When businesses fail to pay taxes in California, the state does not hesitate to aggressively pursue what it’s owed. Most California businesses will have to endure an audit at some point. Even if your business has kept meticulous records and accurate ledgers for years, the audit process can be grueling.
Businesses that have closed can still be audited and held liable for back taxes, as well. The state’s Board of Equalization (BOE), the government body that collects and enforces California tax codes, imposes serious penalties on any business – open or closed – that does not turn over not only sales tax owed, but other specific state taxes, like those on the sale of fuel, alcohol, cigarettes, and more.
Whether the audit process goes smoothly or not can depend both on how well you prepare your business and the advice you receive from a tax attorney who can negotiate with the state on your behalf. All business owners should know what to expect in the event of an audit and the options available to them.
How Do Audits Begin?
California has a very direct interest in pursuing any tax money it’s owed. Tax money collected by businesses pays for a large portion of the state’s infrastructure, education system, public spaces, and state programs.
Audits typically begin with the BOE attempting to contact the business owner by phone or through an engagement letter. The initial contact will outline certain details, such as:
- The period of the audit (normally three years)
- Documentation and records the business will need to produce
- Terms of the audit
Auditors work either remotely or at your business. If an auditor works at your business, provide adequate accommodations and be professional. Promptly respond to all of the auditor’s initial requests, as the first interactions you have with the BOE are critical in establishing a productive, professional relationship.
Auditors are generally flexible about the start of an audit. It’s normal to request two to three weeks to prepare. The BOE has a standard three-year statute of limitations to follow. If a lengthy delay occurs and the BOE anticipates needing more than three years to investigate and charge back taxes, a Waiver of Limitation can be requested to extend the three-year limit.
Who is Likely to Be Audited?
Larger companies with high sales numbers are targeted more often than smaller businesses with lower sales volumes. This may seem obvious, but it’s important to note. Industries where high numbers of sales are exempt or much of the business is done in cash — such as restaurants and bars — are also audited more often. Any business in an industry that has history of tax problems is more likely to be audited. The ratio of exempt sales to total sales can play a role in whether a business is selected for an audit, as can where the business is located. A mid-sized business in a city rich in big tech companies is less likely to be audited than a similar company in a city where government is the main employer, for example.

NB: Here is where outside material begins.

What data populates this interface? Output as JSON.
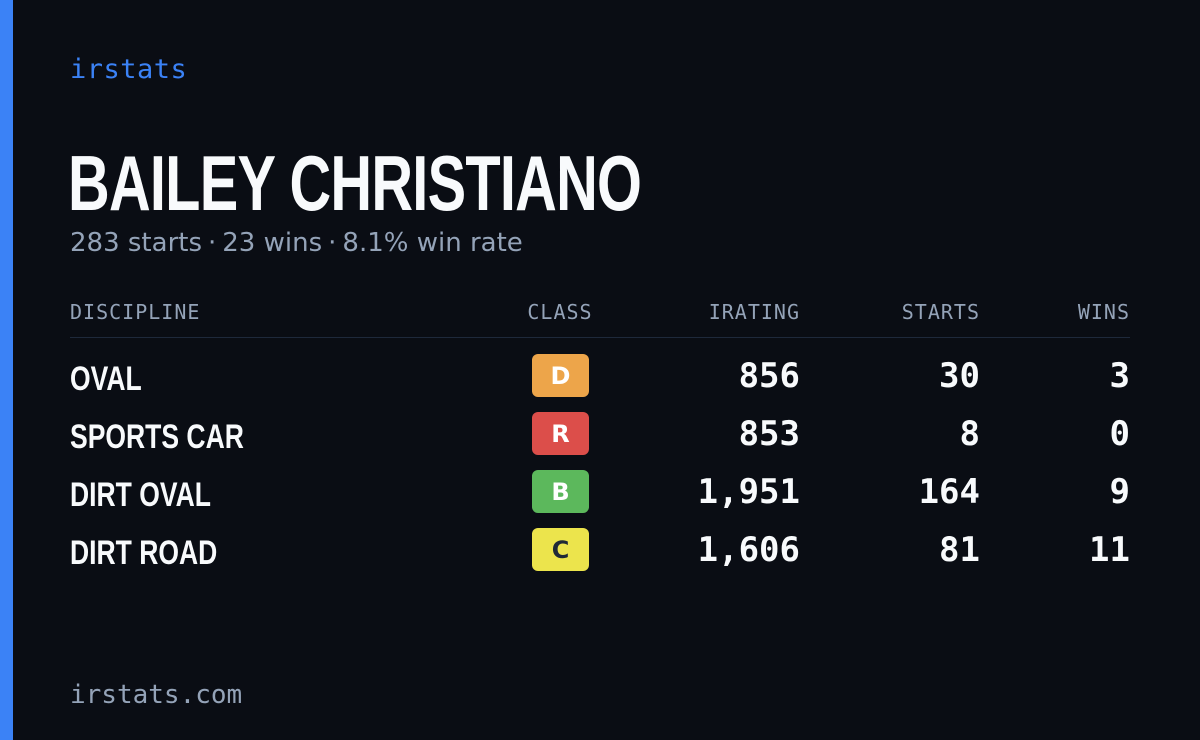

How difficult a business might be to audit may come into play as well. The state may be aggressive in its search for back taxes, but it does not want to expend more resources in its search for unpaid taxes than it will eventually collect in the end.

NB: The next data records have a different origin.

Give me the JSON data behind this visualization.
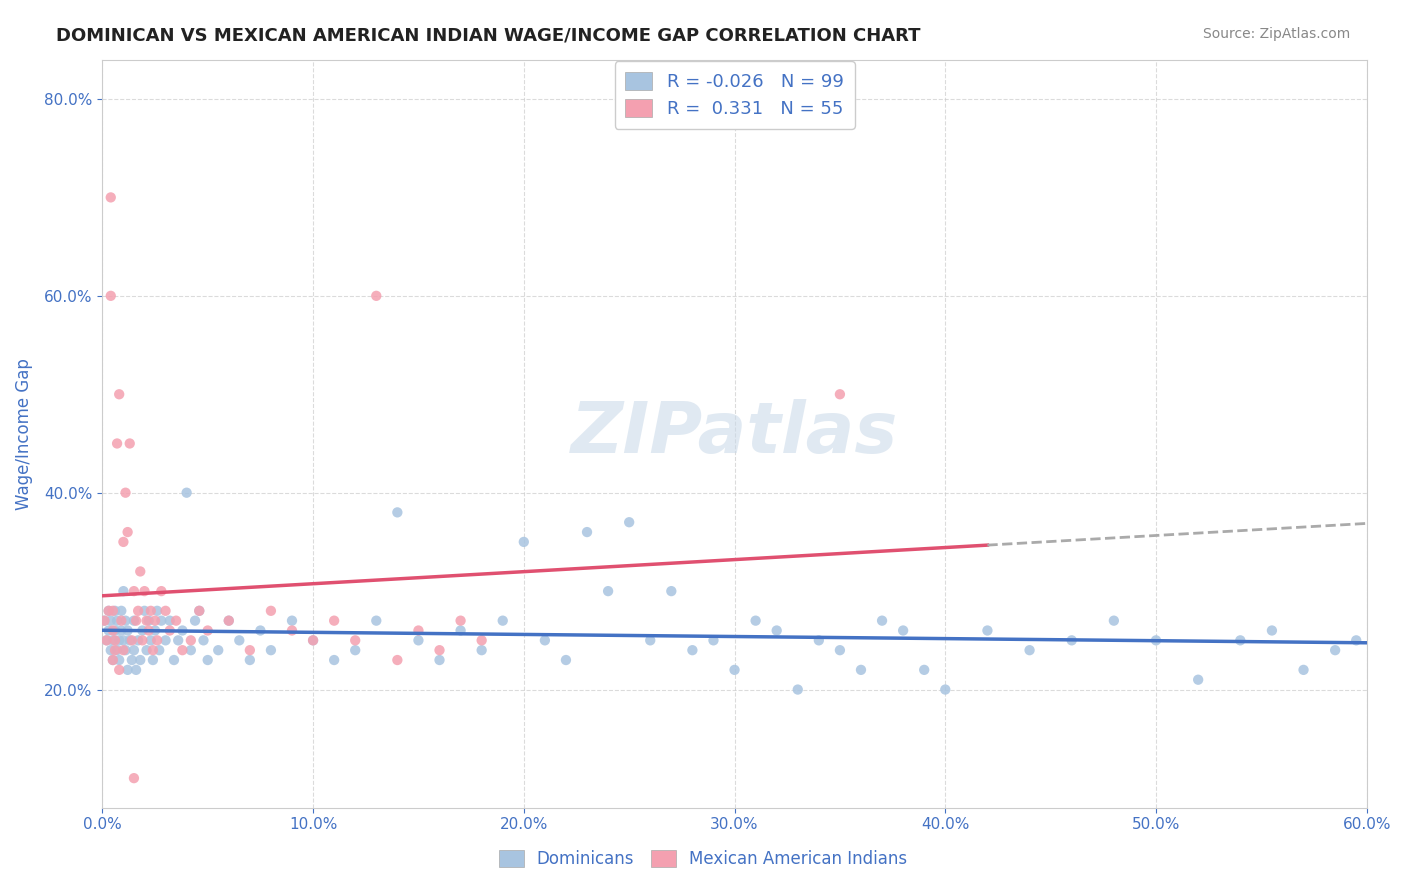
{
  "title": "DOMINICAN VS MEXICAN AMERICAN INDIAN WAGE/INCOME GAP CORRELATION CHART",
  "source": "Source: ZipAtlas.com",
  "ylabel": "Wage/Income Gap",
  "legend_blue_r": "-0.026",
  "legend_blue_n": "99",
  "legend_pink_r": "0.331",
  "legend_pink_n": "55",
  "legend_label_blue": "Dominicans",
  "legend_label_pink": "Mexican American Indians",
  "watermark": "ZIPatlas",
  "blue_color": "#a8c4e0",
  "pink_color": "#f4a0b0",
  "blue_line_color": "#4472c4",
  "pink_line_color": "#e05070",
  "dashed_line_color": "#aaaaaa",
  "text_color": "#4472c4",
  "background_color": "#ffffff",
  "grid_color": "#cccccc",
  "xmin": 0.0,
  "xmax": 0.6,
  "ymin": 0.08,
  "ymax": 0.84,
  "blue_N": 99,
  "pink_N": 55,
  "blue_dots_x": [
    0.001,
    0.002,
    0.003,
    0.003,
    0.004,
    0.004,
    0.005,
    0.005,
    0.006,
    0.006,
    0.007,
    0.007,
    0.008,
    0.008,
    0.009,
    0.009,
    0.01,
    0.01,
    0.011,
    0.011,
    0.012,
    0.012,
    0.013,
    0.014,
    0.015,
    0.015,
    0.016,
    0.017,
    0.018,
    0.019,
    0.02,
    0.021,
    0.022,
    0.023,
    0.024,
    0.025,
    0.026,
    0.027,
    0.028,
    0.03,
    0.032,
    0.034,
    0.036,
    0.038,
    0.04,
    0.042,
    0.044,
    0.046,
    0.048,
    0.05,
    0.055,
    0.06,
    0.065,
    0.07,
    0.075,
    0.08,
    0.09,
    0.1,
    0.11,
    0.12,
    0.13,
    0.14,
    0.15,
    0.16,
    0.17,
    0.18,
    0.19,
    0.2,
    0.21,
    0.22,
    0.23,
    0.24,
    0.25,
    0.26,
    0.27,
    0.28,
    0.29,
    0.3,
    0.31,
    0.32,
    0.33,
    0.34,
    0.35,
    0.36,
    0.37,
    0.38,
    0.39,
    0.4,
    0.42,
    0.44,
    0.46,
    0.48,
    0.5,
    0.52,
    0.54,
    0.555,
    0.57,
    0.585,
    0.595
  ],
  "blue_dots_y": [
    0.27,
    0.25,
    0.28,
    0.26,
    0.24,
    0.27,
    0.25,
    0.23,
    0.26,
    0.28,
    0.24,
    0.27,
    0.25,
    0.23,
    0.26,
    0.28,
    0.3,
    0.25,
    0.27,
    0.24,
    0.26,
    0.22,
    0.25,
    0.23,
    0.24,
    0.27,
    0.22,
    0.25,
    0.23,
    0.26,
    0.28,
    0.24,
    0.27,
    0.25,
    0.23,
    0.26,
    0.28,
    0.24,
    0.27,
    0.25,
    0.27,
    0.23,
    0.25,
    0.26,
    0.4,
    0.24,
    0.27,
    0.28,
    0.25,
    0.23,
    0.24,
    0.27,
    0.25,
    0.23,
    0.26,
    0.24,
    0.27,
    0.25,
    0.23,
    0.24,
    0.27,
    0.38,
    0.25,
    0.23,
    0.26,
    0.24,
    0.27,
    0.35,
    0.25,
    0.23,
    0.36,
    0.3,
    0.37,
    0.25,
    0.3,
    0.24,
    0.25,
    0.22,
    0.27,
    0.26,
    0.2,
    0.25,
    0.24,
    0.22,
    0.27,
    0.26,
    0.22,
    0.2,
    0.26,
    0.24,
    0.25,
    0.27,
    0.25,
    0.21,
    0.25,
    0.26,
    0.22,
    0.24,
    0.25
  ],
  "pink_dots_x": [
    0.001,
    0.002,
    0.003,
    0.004,
    0.004,
    0.005,
    0.005,
    0.006,
    0.007,
    0.008,
    0.009,
    0.01,
    0.011,
    0.012,
    0.013,
    0.014,
    0.015,
    0.016,
    0.017,
    0.018,
    0.019,
    0.02,
    0.021,
    0.022,
    0.023,
    0.024,
    0.025,
    0.026,
    0.028,
    0.03,
    0.032,
    0.035,
    0.038,
    0.042,
    0.046,
    0.05,
    0.06,
    0.07,
    0.08,
    0.09,
    0.1,
    0.11,
    0.12,
    0.13,
    0.14,
    0.15,
    0.16,
    0.17,
    0.18,
    0.35,
    0.005,
    0.006,
    0.008,
    0.01,
    0.015
  ],
  "pink_dots_y": [
    0.27,
    0.25,
    0.28,
    0.7,
    0.6,
    0.26,
    0.28,
    0.24,
    0.45,
    0.5,
    0.27,
    0.35,
    0.4,
    0.36,
    0.45,
    0.25,
    0.3,
    0.27,
    0.28,
    0.32,
    0.25,
    0.3,
    0.27,
    0.26,
    0.28,
    0.24,
    0.27,
    0.25,
    0.3,
    0.28,
    0.26,
    0.27,
    0.24,
    0.25,
    0.28,
    0.26,
    0.27,
    0.24,
    0.28,
    0.26,
    0.25,
    0.27,
    0.25,
    0.6,
    0.23,
    0.26,
    0.24,
    0.27,
    0.25,
    0.5,
    0.23,
    0.25,
    0.22,
    0.24,
    0.11
  ]
}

According to the BOE, one of the industries with the highest annual assessments in California are wholesalers and manufacturers of office equipment. This is because the sales are on credit, not cash, and are also to other businesses, not individual consumers, making the necessary documentation easy to find.
What Does the BOE Look For?
The BOE is mainly concerned with whether your business has accurately reported its taxes and fees. Both underpayments and overpayments will be examined during an audit. Your business must provide records in accordance with BOE Regulation 1698. Records commonly examined include:
- Tax returns (both state and federal)
- Invoices for sales and purchases
- General ledgers
- Property tax statements
- Sales and use tax returns and worksheets
Auditors will be searching for both honest mistakes as well as blatant evasions or intentional misrepresentations. Some common questions you can expect to be asked include:
- Have you claimed deductions properly?
- Was sales tax properly applied?
- Were all necessary gross receipts reported?
- Were local taxes properly allocated?
- Were the correct tax rates used?
- Was the correct cost of business supplies and equipment reported?
When the Audit is Completed
Audits end with an exit conference with the auditor and the business owner or his or her representative. If you do not owe any additional money or fees, a letter stating the acceptance of your returns will be filed. Any proposed additional taxes owed or refunds will be detailed in a Report of Investigation or Report of Field Audit.
If you agree the audit’s findings are correct, you will be issued a bill by way of a Notice of Determination if you owe money. Those receiving refunds will be sent a Notice of Refund.
This is the first chance you will have to bring to light portions of the assessment you believe are inaccurate and to protest the audit’s findings. You’ll be given time to collect evidence to support your case. Those in disagreement with the BOE have the right to file an appeal.
If you choose to do so, it may be in your best interest to speak with an attorney. An attorney can represent you through the process. Because tax cases can be very complex, enlisting a professional may be the best way to seek a positive outcome in your audit.